/koala

Clojure dataframe library

Primary LanguageClojureEclipse Public License 1.0EPL-1.0

koala

A clojure dataframe library, meant to replicate some of what pandas does for python. The library is extremely alpha at the moment.

While early, the out-of-the-box performance is pretty reasonable. For example, for this CSV file from Data.gov with over 950k rows (and about 500 MB uncompressed) in about 6 seconds (assuming you've got enough JVM memory allocated to accomodate this data).

Usage

In addition to this README, check out the dataframe_test test for more examples in action.

Read a dataframe from a CSV file

(require '[koala.dataframe :as df]')
(def data (df/from-csv "/path/to/csv" :column-fn keyword))
;; first 5 values of column 5
(->> data :col1 (take 3))
user> ("1" "2" "3")

The column values have been read as strings by default, but you can force numerical columns (which will use long[] or double[] under the hood as approriate). You can use df/as-numeric which can be told or guessed the numerical type of the column

(def data (-> "/path/to/csv")
              (df/from-csv :column-fn keyword)
              (df/as-numeric [:col1]))
(->> data :col1 (take 3))
user> (1 2 3)

A dataframe can be treated as a sequence of rows

You can use the usual sequence functions on a dataframe which will return a sequence of the (column, value) pairs for each row; the row is not put into a map to avoid the perf hit unless needed (this might change if all use-cases really want the map)

(first data)
user> [[:col1 1] [:col2 "CA"]]
(take 2 data)
user> ([[:col1 1] [:col2 "CA"]] [[:col1 2] [:col2 "WA"]])
(count data)
user> 42

You can use df/range to get a range of rows and return a data-frame

(def first-two (range data [0 2]))
(count first-two)
user> 2
(seq first-two)
user> ([[:col1 1] [:col2 "CA"]] [[:col1 2] [:col2 "WA"]])

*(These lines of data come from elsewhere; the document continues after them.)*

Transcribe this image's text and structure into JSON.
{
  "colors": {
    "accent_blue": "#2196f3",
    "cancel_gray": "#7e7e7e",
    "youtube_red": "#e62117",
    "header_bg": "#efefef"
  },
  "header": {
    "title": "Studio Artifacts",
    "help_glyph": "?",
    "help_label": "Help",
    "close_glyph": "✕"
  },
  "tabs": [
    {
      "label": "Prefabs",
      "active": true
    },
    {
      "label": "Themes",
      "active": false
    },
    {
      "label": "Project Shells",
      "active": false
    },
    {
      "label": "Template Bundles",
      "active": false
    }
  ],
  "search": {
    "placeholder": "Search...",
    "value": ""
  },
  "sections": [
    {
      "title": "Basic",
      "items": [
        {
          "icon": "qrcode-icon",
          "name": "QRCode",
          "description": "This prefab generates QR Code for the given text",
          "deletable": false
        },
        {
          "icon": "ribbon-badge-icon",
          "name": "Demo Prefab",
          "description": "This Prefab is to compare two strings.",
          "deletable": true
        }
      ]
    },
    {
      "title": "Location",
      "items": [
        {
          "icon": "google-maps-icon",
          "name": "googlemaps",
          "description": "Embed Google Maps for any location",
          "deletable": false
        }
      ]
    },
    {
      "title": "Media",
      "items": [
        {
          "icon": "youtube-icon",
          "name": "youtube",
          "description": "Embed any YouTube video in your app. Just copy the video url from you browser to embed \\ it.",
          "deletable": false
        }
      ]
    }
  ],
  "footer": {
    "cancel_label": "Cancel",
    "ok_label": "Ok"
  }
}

Filtering rows of the data frame

A common use for a data-frame is to apply some function to each row or on a specific columns to filter the data-frame (e.g, toss out rows where a value is missing). You can use df/filter and a predicate on the map of column->value for each row to determine whether to filter the row out or not.

;; filter to only rows where `:col1` is even and the `:col2` is Washington (`"WA"`)
(def smaller (df/filter 
               (fn [r] (or (even? (:col1 r)) (= (:col2 r) "WA")))
               df))
(count smaller)
user> 12
(first smaller)
user> [[:col1 2] [:col2 "WA"]]

Add a column to dataframe

There are a few ways to add a column to the dataframe. The simplest is to simply assoc a series onto the dataframe, but note the length of the column needs to match the number of rows in the existing dataframe:

;; take first three rows and add a new column with three values
(def augmented-data (-> data (df/range [0 3]) (assoc :new-column [2 4 6])))
(:new-column augmented-data)
user> (2 4 6)
(first augmented-data)
user> [[:col1 1] [:col2 "CA"] [:new-column 2]]

If you want more fine grained control over the column, you can use the functions in koala.series to determine attributes of the new column:

;; take first three rows and add a new column with three values
(def new-column (series/make [2 4 6] :dtype :long))
(def augmented-data (-> data (df/range [0 3]) (assoc :new-column new-column)))

You can also easily add a column by providing a function which takes the current row as map of (column, value) and returns the new column value:

(def augmented-data (->> data (assoc :new-column (fn [r] (* 2 (:col1 r))))))
(first augmented-data)
user> [[:col1 1] [:col2 "CA"] [:new-column 2]]

Of course, this lets you do things like add a constant column pretty easily

(assoc data :bias (constantly 1))

Update a columns value

Since dataframes support assoc, the standard set of ways of 'updating' associative structures in clojure apply to koala. For instance, the series/unit-normalzie function will unit-normalize

(def d (df/make {:col1 [1, 2, 3]}))
(seq d)
user> ([[:col1 1]] [[:col1 2]] [[:col1 3]])
(-> d (update :col1 series/unit-normalize) seq)
([[:col1 -1]] [[:col1 0]] [[:col1 1]])

If you want to transform each value of the column to update, the function can map over series values and the returned lazy sequence is converted back into a series.

(-> d (update :col1 (fn [s] (map inc s))) seq)
([[:col1 2]] [[:col1 3]] [[:col1 4]])

Convert table to Hiccup HTML to use with Notebook

You can use convert a dataframe to a HTML table for pretty display for Notebook environments, including Clojupyter, using df/->html which will return a hiccup data-structure.

TODO

  • Add more ways to specify, or guess, primitive columns (specially from CSV)
  • Provide more series functions for standard numerical operations (currently only unit-normalizing)
  • Provide a lazy view on CSV reads

License

Copyright © 2018 aria42 Inc.

Distributed under the Eclipse Public License either version 1.0 or (at your option) any later version.